The dispute has immigrant advocates calling on retailers to pull the costume from its shelves, while a group that supports strict immigration laws say it's all a to-do over nothing, with freedom of speech being turned upside down by political correctness.

Since Friday, when the Coalition for Humane Immigration Rights in Los Angeles first raised the issue, companies including Target, Walgreens and eBay have removed the costume from their inventory. Still, many local retailers continue to stock the costume that also comes with a "green" card -- which technically makes the alien legal.

Target said it sold the costume online only and that it was posted by accident, though it did not meet the company's standards; eBay said it asked sellers to remove the costume because it "does not allow items that promote or glorify hatred, violence, racial, sexual, or religious intolerance, or promote organizations with such views."

Jorge-Mario Cabrera, a spokesman for the immigrant coalition, said the costume "perpetuates this idea we have about undocumented immigrants as alien foreigners, strangers, scary."
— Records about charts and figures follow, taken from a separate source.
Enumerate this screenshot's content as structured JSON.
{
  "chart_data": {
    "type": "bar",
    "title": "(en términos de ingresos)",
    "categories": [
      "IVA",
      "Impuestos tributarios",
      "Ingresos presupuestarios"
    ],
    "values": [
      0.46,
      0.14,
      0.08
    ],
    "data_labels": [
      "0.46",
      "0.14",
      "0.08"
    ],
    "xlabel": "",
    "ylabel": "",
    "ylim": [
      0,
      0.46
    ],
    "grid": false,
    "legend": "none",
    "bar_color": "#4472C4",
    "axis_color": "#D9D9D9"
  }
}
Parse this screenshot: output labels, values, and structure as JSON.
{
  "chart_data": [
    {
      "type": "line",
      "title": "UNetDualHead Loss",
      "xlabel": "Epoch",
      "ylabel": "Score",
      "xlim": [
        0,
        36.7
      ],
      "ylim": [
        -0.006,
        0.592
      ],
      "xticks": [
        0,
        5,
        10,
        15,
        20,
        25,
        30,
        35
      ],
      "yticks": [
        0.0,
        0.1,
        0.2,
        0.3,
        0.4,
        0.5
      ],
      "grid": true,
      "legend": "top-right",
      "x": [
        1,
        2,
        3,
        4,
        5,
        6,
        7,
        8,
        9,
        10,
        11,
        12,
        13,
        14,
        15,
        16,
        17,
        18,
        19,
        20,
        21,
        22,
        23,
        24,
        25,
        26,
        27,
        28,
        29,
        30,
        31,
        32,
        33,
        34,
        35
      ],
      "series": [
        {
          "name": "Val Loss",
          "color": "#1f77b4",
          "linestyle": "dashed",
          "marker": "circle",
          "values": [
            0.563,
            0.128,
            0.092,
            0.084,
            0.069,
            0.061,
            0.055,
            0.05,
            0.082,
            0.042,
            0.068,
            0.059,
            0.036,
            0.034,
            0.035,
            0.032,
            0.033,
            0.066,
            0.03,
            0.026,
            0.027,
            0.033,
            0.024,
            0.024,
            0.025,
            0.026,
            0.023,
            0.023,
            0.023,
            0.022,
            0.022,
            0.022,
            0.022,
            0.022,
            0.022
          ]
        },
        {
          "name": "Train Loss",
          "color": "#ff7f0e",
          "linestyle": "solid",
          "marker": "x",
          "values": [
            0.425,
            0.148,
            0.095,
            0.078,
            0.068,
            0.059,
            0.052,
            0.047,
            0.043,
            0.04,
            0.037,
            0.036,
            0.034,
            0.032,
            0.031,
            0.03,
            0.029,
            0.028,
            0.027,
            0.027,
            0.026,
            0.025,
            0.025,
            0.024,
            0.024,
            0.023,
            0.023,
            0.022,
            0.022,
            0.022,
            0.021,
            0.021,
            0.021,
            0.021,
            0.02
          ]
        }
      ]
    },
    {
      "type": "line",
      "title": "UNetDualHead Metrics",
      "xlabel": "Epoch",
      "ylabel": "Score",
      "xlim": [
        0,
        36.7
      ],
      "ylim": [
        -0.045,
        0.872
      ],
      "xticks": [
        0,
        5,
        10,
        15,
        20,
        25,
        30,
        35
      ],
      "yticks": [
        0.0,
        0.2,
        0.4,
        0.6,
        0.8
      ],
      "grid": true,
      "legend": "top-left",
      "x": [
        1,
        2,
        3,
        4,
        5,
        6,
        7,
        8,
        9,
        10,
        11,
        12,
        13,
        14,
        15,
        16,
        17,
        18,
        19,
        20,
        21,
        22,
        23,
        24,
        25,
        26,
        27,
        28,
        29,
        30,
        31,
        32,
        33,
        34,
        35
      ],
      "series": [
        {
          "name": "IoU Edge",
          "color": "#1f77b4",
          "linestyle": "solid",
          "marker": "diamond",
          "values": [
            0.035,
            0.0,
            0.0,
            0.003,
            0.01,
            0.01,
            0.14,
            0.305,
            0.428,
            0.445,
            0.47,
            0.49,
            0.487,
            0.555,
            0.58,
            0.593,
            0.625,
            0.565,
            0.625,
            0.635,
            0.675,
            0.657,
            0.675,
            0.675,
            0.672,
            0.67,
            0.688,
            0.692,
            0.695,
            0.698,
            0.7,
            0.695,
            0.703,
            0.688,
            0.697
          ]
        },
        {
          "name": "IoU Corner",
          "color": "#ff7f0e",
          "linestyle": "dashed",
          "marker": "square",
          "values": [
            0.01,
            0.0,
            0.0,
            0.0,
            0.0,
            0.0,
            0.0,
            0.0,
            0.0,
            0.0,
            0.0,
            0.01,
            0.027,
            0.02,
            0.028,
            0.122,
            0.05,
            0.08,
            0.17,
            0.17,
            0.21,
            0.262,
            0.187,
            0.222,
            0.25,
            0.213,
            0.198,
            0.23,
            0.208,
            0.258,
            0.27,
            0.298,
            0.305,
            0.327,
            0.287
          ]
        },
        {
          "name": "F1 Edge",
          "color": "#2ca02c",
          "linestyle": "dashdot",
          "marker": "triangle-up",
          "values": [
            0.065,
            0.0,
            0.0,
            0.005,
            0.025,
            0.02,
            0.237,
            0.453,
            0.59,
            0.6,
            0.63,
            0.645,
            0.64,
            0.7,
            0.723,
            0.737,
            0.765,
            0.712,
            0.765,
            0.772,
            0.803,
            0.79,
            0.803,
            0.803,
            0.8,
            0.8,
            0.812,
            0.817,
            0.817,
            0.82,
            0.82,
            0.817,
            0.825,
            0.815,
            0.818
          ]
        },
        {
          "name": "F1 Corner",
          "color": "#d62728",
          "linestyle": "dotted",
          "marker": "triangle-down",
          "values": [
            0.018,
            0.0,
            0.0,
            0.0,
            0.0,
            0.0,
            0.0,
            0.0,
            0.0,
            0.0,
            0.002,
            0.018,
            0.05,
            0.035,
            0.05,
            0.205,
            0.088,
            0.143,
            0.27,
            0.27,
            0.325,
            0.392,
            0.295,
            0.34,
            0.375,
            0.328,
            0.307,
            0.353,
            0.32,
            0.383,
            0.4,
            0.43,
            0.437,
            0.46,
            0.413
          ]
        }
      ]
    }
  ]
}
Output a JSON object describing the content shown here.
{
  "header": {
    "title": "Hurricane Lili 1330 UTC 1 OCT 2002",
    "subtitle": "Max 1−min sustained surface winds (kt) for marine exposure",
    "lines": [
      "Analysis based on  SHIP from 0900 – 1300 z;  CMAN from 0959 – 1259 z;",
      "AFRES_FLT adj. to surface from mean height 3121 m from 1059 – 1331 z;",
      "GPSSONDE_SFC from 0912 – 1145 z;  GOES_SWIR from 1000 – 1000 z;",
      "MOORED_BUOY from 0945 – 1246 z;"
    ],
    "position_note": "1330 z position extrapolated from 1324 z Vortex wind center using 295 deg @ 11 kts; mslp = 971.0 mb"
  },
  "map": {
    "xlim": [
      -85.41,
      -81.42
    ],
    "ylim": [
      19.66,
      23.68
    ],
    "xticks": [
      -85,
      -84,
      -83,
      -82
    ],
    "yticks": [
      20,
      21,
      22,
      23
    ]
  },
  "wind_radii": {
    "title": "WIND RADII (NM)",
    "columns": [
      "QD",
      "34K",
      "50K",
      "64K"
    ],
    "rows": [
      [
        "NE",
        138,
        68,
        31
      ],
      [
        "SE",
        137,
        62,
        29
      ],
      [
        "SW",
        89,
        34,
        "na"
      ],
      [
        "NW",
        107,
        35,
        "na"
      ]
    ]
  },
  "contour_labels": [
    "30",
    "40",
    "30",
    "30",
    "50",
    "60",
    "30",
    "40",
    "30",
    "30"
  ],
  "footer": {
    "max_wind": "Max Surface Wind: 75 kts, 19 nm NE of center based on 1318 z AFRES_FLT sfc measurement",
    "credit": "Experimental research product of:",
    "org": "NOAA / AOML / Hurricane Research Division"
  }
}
Cabrera said he knew the costume could be taken as a play on words but the jumpsuit was too close to what many immigrants must wear in detention centers, "where they can spend months at a time, and where there is a lot of suffering."

"That the creature was holding a green card was a stab at a [broader] community," he said, because it suggests even with a legal document, immigrants are still scary criminals.

William Gheen, head of the North Carolina-based political action committee Americans for Legal Immigration, said efforts to get stores not to sell the costume amounted to an attack on freedom of speech. He urged Americans to buy the costumes in protest.

"I looked at the costume and thought it was kind of funny. The only thing that wasn't funny was how many illegal immigrants are in this country," said Gheen, who has given speeches suggesting Latin Americans are bringing an epidemic of tuberculosis to the U.S., despite government figures showing the illness is at an all-time low.

Gheen said he didn't understand why people would have a problem with words used in federal law.

"This is a battle over psycholinguistics," he said, referring to the study of the relationship between language and the psychology or behavior of those who use it. "Nobody is supposed to be able to use the words 'illegal aliens' ... except in the government literature."